Ainsi, la séquence d’ouverture s’attarde sur le corps allongé d’ Esteban dans le local d’une guichet automatique, alors que résonne en crescendo un bip-bip obsédant. Plus tard, dans une file d’attente à la Caisse  d’Épargne, le personnage imagine et fait se dérouler sous nos yeux un hold-up extraordinaire de rapidité et d’efficacité… tel un cinéaste, orchestrant l’action sur le plateau ! L’autre aspect mystérieux chez Esteban, c’est son travail d’empailleur : en particulier, il s’occupe d’un chien-loup, que l’on verra l’accompagner partout, surtout dans cette zone de la forêt où il part chasser avec son ami, alors qu’il ne sait même pas tirer à la carabine !
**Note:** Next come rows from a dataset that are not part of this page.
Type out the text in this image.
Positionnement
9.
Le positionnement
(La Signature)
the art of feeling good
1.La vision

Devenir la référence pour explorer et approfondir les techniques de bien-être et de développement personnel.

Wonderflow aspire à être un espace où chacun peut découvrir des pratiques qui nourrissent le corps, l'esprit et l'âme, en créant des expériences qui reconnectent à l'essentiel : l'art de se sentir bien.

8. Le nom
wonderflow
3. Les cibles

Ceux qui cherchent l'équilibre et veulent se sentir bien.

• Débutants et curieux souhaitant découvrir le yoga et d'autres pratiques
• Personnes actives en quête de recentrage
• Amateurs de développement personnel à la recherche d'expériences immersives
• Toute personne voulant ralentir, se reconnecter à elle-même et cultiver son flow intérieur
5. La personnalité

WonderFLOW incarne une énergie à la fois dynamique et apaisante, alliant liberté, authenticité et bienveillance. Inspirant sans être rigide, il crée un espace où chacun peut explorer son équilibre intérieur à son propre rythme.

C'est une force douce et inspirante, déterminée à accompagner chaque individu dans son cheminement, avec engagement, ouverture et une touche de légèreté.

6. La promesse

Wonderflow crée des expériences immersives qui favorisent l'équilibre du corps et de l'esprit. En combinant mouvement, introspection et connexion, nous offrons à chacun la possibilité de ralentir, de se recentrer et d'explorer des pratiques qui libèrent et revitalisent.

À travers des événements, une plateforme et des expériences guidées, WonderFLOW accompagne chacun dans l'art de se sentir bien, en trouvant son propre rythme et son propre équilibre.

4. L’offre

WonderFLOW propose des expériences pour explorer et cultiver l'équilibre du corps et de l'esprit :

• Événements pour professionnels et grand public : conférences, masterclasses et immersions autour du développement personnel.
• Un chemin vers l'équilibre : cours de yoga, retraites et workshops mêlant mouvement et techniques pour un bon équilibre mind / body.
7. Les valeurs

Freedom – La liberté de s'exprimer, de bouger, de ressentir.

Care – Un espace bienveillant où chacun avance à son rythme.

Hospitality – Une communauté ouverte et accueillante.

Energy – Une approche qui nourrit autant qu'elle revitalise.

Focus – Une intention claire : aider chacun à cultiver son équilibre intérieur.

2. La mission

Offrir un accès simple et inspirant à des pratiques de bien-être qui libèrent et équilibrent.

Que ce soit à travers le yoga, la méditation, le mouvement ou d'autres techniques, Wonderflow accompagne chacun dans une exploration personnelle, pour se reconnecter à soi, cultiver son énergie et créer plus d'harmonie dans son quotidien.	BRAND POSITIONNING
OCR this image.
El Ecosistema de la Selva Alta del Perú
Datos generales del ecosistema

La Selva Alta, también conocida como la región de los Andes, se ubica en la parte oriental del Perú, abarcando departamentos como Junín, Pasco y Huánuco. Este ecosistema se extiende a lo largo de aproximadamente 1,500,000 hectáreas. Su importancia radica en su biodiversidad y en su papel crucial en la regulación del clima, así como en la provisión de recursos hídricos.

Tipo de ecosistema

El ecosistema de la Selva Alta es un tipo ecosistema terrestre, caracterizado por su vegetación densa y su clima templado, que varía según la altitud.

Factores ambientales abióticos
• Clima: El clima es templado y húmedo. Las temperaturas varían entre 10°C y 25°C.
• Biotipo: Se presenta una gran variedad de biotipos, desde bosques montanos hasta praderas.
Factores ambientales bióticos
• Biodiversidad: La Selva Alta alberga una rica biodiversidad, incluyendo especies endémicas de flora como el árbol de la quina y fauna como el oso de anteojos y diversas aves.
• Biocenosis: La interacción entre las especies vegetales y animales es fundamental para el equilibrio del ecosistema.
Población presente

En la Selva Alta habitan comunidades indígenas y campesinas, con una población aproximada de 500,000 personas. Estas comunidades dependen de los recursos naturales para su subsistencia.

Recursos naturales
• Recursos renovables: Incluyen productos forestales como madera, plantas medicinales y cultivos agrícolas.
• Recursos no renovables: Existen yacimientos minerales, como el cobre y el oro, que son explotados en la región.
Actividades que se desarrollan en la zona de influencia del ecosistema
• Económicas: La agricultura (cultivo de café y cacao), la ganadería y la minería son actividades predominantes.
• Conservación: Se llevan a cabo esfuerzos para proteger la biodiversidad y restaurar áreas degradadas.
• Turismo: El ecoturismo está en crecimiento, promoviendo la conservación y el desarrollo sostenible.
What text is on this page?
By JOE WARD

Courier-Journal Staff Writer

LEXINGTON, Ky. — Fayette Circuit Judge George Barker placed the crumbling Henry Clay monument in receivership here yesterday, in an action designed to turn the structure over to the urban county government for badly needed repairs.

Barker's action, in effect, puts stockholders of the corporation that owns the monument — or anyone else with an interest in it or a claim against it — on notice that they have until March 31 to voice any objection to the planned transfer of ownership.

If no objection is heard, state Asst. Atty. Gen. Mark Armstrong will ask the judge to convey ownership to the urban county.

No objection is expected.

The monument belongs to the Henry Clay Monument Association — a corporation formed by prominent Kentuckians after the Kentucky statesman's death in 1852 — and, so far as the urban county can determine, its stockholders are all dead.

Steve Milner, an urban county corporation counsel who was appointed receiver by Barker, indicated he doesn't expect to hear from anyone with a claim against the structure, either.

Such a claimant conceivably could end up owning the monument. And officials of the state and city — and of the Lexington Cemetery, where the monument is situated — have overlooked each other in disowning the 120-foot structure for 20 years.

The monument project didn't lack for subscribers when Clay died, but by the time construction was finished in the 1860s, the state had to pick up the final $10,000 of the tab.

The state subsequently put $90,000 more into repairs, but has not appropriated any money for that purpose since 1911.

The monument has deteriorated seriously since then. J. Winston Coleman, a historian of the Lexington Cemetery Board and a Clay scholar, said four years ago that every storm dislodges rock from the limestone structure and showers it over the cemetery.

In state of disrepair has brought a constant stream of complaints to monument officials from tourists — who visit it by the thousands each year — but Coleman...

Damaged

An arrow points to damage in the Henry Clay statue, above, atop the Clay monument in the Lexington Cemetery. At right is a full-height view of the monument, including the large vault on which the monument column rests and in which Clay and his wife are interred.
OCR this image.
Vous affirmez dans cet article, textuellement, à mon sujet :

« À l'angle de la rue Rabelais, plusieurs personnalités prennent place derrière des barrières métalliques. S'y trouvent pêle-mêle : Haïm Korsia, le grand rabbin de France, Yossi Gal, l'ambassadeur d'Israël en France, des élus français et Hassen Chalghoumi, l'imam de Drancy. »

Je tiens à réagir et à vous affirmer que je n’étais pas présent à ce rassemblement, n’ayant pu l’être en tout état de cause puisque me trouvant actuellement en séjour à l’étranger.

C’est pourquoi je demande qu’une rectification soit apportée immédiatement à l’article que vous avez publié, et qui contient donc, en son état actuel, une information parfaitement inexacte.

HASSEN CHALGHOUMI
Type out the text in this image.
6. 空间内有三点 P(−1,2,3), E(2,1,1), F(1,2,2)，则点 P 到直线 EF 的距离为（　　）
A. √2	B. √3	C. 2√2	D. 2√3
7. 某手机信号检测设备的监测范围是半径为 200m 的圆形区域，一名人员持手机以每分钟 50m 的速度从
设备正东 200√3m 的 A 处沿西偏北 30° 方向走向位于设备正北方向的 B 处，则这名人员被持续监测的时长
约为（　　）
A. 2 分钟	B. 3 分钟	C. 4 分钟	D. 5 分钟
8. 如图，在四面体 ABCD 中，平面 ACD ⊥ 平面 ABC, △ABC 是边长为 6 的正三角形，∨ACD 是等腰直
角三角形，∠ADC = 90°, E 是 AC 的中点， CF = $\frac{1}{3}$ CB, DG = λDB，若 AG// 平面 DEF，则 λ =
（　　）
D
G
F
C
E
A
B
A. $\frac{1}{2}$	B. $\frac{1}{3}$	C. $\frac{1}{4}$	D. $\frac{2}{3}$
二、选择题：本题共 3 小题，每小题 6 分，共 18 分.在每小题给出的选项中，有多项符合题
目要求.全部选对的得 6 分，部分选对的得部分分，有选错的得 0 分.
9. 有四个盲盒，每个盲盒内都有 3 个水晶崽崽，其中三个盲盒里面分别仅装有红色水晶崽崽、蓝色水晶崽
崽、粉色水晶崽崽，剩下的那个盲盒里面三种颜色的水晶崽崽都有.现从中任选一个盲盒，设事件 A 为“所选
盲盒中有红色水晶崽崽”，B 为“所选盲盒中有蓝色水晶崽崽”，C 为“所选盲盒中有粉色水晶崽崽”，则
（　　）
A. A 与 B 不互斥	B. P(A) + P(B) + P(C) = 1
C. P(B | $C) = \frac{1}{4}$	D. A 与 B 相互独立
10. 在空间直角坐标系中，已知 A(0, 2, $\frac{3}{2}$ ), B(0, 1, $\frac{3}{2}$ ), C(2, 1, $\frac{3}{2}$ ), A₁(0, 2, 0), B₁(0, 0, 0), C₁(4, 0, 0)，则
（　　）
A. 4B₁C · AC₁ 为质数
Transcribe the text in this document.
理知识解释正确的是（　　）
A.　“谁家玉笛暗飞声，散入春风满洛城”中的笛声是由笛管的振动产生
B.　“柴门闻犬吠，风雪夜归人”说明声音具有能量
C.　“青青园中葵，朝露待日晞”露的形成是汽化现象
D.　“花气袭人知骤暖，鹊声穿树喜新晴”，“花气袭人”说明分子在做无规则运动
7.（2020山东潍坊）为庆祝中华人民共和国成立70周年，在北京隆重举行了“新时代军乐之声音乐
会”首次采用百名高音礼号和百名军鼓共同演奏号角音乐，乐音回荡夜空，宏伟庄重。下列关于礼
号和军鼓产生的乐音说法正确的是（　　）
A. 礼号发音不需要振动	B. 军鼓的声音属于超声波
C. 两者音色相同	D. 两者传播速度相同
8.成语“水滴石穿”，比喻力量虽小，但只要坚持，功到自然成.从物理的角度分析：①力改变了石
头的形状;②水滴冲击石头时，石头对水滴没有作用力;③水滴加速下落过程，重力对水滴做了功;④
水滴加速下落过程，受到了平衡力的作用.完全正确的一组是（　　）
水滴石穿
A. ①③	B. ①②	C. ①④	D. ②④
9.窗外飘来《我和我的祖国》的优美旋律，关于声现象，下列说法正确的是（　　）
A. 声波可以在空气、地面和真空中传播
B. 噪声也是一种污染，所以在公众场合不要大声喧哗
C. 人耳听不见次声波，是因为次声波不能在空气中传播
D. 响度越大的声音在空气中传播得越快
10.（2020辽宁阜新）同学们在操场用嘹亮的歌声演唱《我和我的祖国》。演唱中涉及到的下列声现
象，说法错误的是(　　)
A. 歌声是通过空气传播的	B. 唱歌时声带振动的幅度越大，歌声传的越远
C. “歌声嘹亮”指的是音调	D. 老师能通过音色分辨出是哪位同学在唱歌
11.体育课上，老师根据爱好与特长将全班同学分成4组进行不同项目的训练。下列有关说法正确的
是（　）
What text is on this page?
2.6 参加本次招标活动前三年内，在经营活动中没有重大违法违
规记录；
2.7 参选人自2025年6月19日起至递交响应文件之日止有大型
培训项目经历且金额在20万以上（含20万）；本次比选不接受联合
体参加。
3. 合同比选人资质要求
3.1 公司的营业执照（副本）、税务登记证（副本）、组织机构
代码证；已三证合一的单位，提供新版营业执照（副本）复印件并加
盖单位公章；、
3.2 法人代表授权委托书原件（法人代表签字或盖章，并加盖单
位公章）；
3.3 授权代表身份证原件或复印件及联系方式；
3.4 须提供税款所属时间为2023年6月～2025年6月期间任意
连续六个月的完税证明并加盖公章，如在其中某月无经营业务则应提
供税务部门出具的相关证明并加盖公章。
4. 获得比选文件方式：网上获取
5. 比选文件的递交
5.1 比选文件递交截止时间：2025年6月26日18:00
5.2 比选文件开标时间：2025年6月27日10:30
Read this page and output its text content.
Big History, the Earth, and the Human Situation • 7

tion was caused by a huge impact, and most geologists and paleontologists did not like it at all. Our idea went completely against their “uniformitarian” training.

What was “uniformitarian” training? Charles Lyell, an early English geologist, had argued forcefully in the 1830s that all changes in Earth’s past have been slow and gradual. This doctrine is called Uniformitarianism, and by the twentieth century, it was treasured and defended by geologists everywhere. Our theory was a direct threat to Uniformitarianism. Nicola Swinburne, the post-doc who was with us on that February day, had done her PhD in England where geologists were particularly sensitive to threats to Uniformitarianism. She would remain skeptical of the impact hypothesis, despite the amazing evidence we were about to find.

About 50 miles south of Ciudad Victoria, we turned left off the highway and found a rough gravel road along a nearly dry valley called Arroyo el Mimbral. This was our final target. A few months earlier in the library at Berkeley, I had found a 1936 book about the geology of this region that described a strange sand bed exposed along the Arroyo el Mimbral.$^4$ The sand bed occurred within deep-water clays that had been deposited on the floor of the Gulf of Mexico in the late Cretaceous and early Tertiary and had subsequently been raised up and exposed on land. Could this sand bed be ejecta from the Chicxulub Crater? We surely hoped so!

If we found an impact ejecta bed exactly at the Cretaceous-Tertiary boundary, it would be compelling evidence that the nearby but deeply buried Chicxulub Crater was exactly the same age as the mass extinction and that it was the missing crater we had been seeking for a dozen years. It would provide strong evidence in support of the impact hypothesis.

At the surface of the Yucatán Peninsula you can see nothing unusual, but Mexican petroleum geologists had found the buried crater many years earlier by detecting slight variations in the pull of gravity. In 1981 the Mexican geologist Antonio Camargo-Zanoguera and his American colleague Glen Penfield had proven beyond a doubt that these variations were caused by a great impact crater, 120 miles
L’hypothèse que l’on pourrait formuler, c’est que le personnage navigue entre le réel et l’imaginaire et que le temps fort de sa vie s’exprime paradoxalement par la « chute » dans l’aura, où soudain tout devient flou, indistinct et cotonneux. Il se retranche du monde du visible, il coupe toute relation, il est dans un état de solitude existentielle. Le réveil de la crise se manifeste par un lent retour à une réalité glauque et grise, que le personnage devra subir, comme cette participation aux côtés de deux malfrats à un hold-up mal organisé, mais surtout saboté par sa « disparition » à un moment crucial ! Il faut préciser que le film est découpé en fonction de chaque jour de la semaine, induisant un déroulement dans le temps (sept jours) de l’action du film. À la fin, on revoit une des séquences du début : Esteban travaillant méticuleusement dans son atelier le même jour de la semaine qu’au départ ! Cette histoire ne serait elle que le fruit de l’imagination du personnage ? Le mystère non résolu s’insinue dans l’esprit du spectateur, alors que se déroule le post-générique et que les lumières de la salle s’allument.